24The priest fancied that he perceived the form of Quasimodo. He assumed that it could be no one but he. He remembered to have stumbled, as he entered, over a bundle which was stretched across the door on the outside. But, as the newcomer did not utter a word, he knew not what to think. He flung himself on the arm which held the knife, crying: “Quasimodo!” He forgot, at that moment of distress, that Quasimodo was deaf.
25In a twinkling, the priest was overthrown and a leaden knee rested on his breast.
26From the angular imprint of that knee he recognized Quasimodo; but what was to be done? how could he make the other recognize him? the darkness rendered the deaf man blind.
27He was lost. The young girl, pitiless as an enraged tigress, did not intervene to save him. The knife was approaching his head; the moment was critical. All at once, his adversary seemed stricken with hesitation.
28“No blood on her!” he said in a dull voice.
29It was, in fact, Quasimodo’s voice.
30Then the priest felt a large hand dragging him feet first out of the cell; it was there that he was to die. Fortunately for him, the moon had risen a few moments before.
31When they had passed through the door of the cell, its pale rays fell upon the priest’s countenance. Quasimodo looked him full in the face, a trembling seized him, and he released the priest and shrank back.
32The gypsy, who had advanced to the threshold of her cell, beheld with surprise their roles abruptly changed. It was now the priest who menaced, Quasimodo who was the suppliant.
33The priest, who was overwhelming the deaf man with gestures of wrath and reproach, made the latter a violent sign to retire.
34The deaf man dropped his head, then he came and knelt at the gypsy’s door,—“Monseigneur,” he said, in a grave and resigned voice, “you shall do all that you please afterwards, but kill me first.”
35So saying, he presented his knife to the priest. The priest, beside himself, was about to seize it. But the young girl was quicker than he; she wrenched the knife from Quasimodo’s hands and burst into a frantic laugh,—“Approach,” she said to the priest.
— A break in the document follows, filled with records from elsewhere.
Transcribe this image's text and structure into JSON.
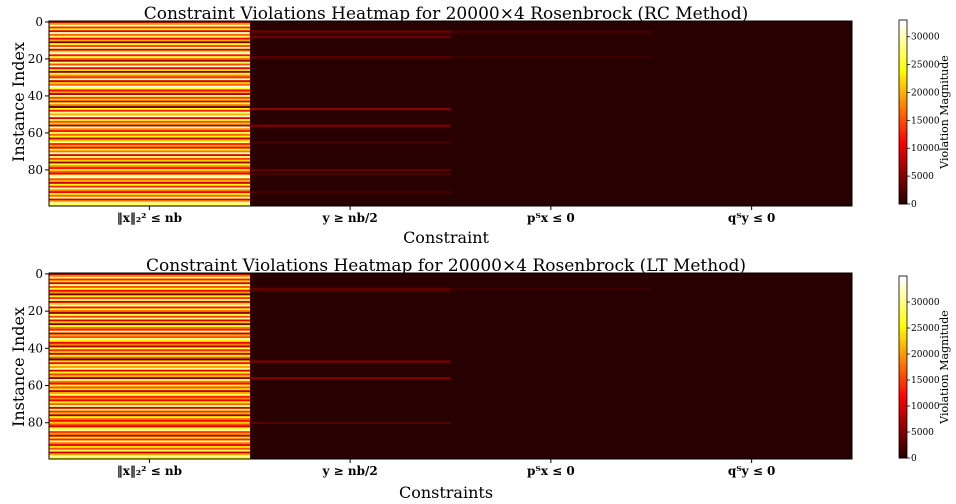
{
  "chart_data": [
    {
      "type": "heatmap",
      "title": "Constraint Violations Heatmap for 20000×4 Rosenbrock (RC Method)",
      "xlabel": "Constraint",
      "ylabel": "Instance Index",
      "categories": [
        "‖x‖₂² ≤ nb",
        "y ≥ nb/2",
        "pᵀx ≤ 0",
        "qᵀy ≤ 0"
      ],
      "y_ticks": [
        0,
        20,
        40,
        60,
        80
      ],
      "y_range": [
        0,
        99
      ],
      "colorbar": {
        "label": "Violation Magnitude",
        "min": 0,
        "max": 33000,
        "ticks": [
          0,
          5000,
          10000,
          15000,
          20000,
          25000,
          30000
        ]
      },
      "colormap": "hot",
      "col1_values": [
        6000,
        18000,
        30000,
        13000,
        24000,
        9000,
        31000,
        16000,
        27000,
        11000,
        20000,
        4000,
        25000,
        14000,
        29000,
        8000,
        22000,
        33000,
        12000,
        26000,
        17000,
        6000,
        28000,
        15000,
        31000,
        10000,
        23000,
        5000,
        27000,
        18000,
        13000,
        30000,
        8000,
        21000,
        16000,
        32000,
        25000,
        11000,
        19000,
        7000,
        28000,
        14000,
        22000,
        9000,
        26000,
        17000,
        3000,
        24000,
        12000,
        29000,
        20000,
        31000,
        10000,
        26000,
        15000,
        22000,
        6000,
        30000,
        18000,
        12000,
        27000,
        16000,
        24000,
        8000,
        21000,
        29000,
        13000,
        19000,
        11000,
        25000,
        17000,
        31000,
        9000,
        28000,
        14000,
        22000,
        6000,
        26000,
        18000,
        12000,
        23000,
        16000,
        10000,
        27000,
        32000,
        15000,
        20000,
        8000,
        25000,
        13000,
        30000,
        18000,
        11000,
        24000,
        16000,
        29000,
        9000,
        21000,
        31000,
        26000
      ],
      "col2_rows": [
        [
          5,
          3000
        ],
        [
          6,
          2000
        ],
        [
          8,
          3500
        ],
        [
          19,
          2500
        ],
        [
          47,
          5000
        ],
        [
          56,
          4500
        ],
        [
          65,
          1500
        ],
        [
          80,
          3000
        ],
        [
          82,
          1800
        ],
        [
          92,
          1500
        ]
      ],
      "col3_rows": [
        [
          5,
          1200
        ],
        [
          6,
          1000
        ],
        [
          19,
          1000
        ]
      ],
      "col4_rows": []
    },
    {
      "type": "heatmap",
      "title": "Constraint Violations Heatmap for 20000×4 Rosenbrock (LT Method)",
      "xlabel": "Constraints",
      "ylabel": "Instance Index",
      "categories": [
        "‖x‖₂² ≤ nb",
        "y ≥ nb/2",
        "pᵀx ≤ 0",
        "qᵀy ≤ 0"
      ],
      "y_ticks": [
        0,
        20,
        40,
        60,
        80
      ],
      "y_range": [
        0,
        99
      ],
      "colorbar": {
        "label": "Violation Magnitude",
        "min": 0,
        "max": 35000,
        "ticks": [
          0,
          5000,
          10000,
          15000,
          20000,
          25000,
          30000
        ]
      },
      "colormap": "hot",
      "col1_values": [
        6000,
        18000,
        30000,
        13000,
        24000,
        9000,
        31000,
        16000,
        27000,
        11000,
        20000,
        4000,
        25000,
        14000,
        29000,
        8000,
        22000,
        33000,
        12000,
        26000,
        17000,
        6000,
        28000,
        15000,
        31000,
        10000,
        23000,
        5000,
        27000,
        18000,
        13000,
        30000,
        8000,
        21000,
        16000,
        32000,
        25000,
        11000,
        19000,
        7000,
        28000,
        14000,
        22000,
        9000,
        26000,
        17000,
        3000,
        24000,
        12000,
        29000,
        20000,
        31000,
        10000,
        26000,
        15000,
        22000,
        6000,
        30000,
        18000,
        12000,
        27000,
        16000,
        24000,
        8000,
        21000,
        29000,
        13000,
        19000,
        11000,
        25000,
        17000,
        31000,
        9000,
        28000,
        14000,
        22000,
        6000,
        26000,
        18000,
        12000,
        23000,
        16000,
        10000,
        27000,
        32000,
        15000,
        20000,
        8000,
        25000,
        13000,
        30000,
        18000,
        11000,
        24000,
        16000,
        29000,
        9000,
        21000,
        31000,
        26000
      ],
      "col2_rows": [
        [
          8,
          3000
        ],
        [
          9,
          2000
        ],
        [
          47,
          4500
        ],
        [
          56,
          5000
        ],
        [
          80,
          2500
        ]
      ],
      "col3_rows": [
        [
          8,
          1000
        ]
      ],
      "col4_rows": []
    }
  ]
}
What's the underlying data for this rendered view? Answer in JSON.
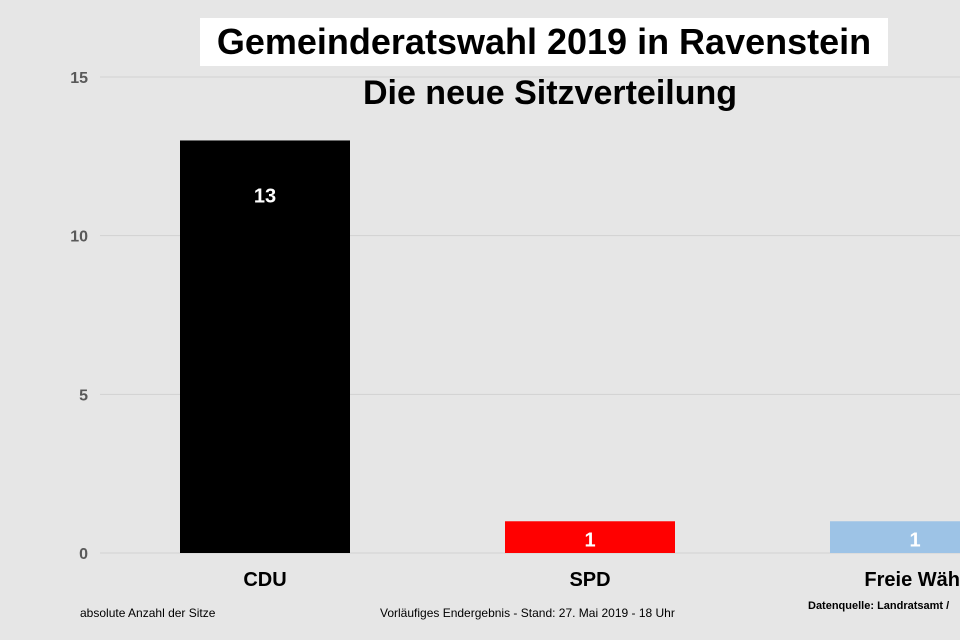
{
  "title": "Gemeinderatswahl 2019 in Ravenstein",
  "subtitle": "Die neue Sitzverteilung",
  "footer": {
    "left": "absolute Anzahl der Sitze",
    "center": "Vorläufiges Endergebnis - Stand: 27. Mai 2019  - 18 Uhr",
    "right": "Datenquelle: Landratsamt /"
  },
  "chart_data": {
    "type": "bar",
    "categories": [
      "CDU",
      "SPD",
      "Freie Wähl"
    ],
    "values": [
      13,
      1,
      1
    ],
    "colors": [
      "#000000",
      "#ff0000",
      "#9dc3e6"
    ],
    "data_label_colors": [
      "#ffffff",
      "#ffffff",
      "#ffffff"
    ],
    "yticks": [
      0,
      5,
      10,
      15
    ],
    "ylim": [
      0,
      15
    ],
    "grid": true,
    "title": "Gemeinderatswahl 2019 in Ravenstein",
    "subtitle": "Die neue Sitzverteilung"
  }
}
36She held the blade high. The priest remained undecided.
37She would certainly have struck him.
38Then she added with a pitiless expression, well aware that she was about to pierce the priest’s heart with thousands of red-hot irons,—
39“Ah! I know that Phœbus is not dead!”
40The priest overturned Quasimodo on the floor with a kick, and, quivering with rage, darted back under the vault of the staircase.
41When he was gone, Quasimodo picked up the whistle which had just saved the gypsy.
42“It was getting rusty,” he said, as he handed it back to her; then he left her alone.
43The young girl, deeply agitated by this violent scene, fell back exhausted on her bed, and began to sob and weep. Her horizon was becoming gloomy once more.
44The priest had groped his way back to his cell.
45It was settled. Dom Claude was jealous of Quasimodo!
46He repeated with a thoughtful air his fatal words: “No one shall have her.”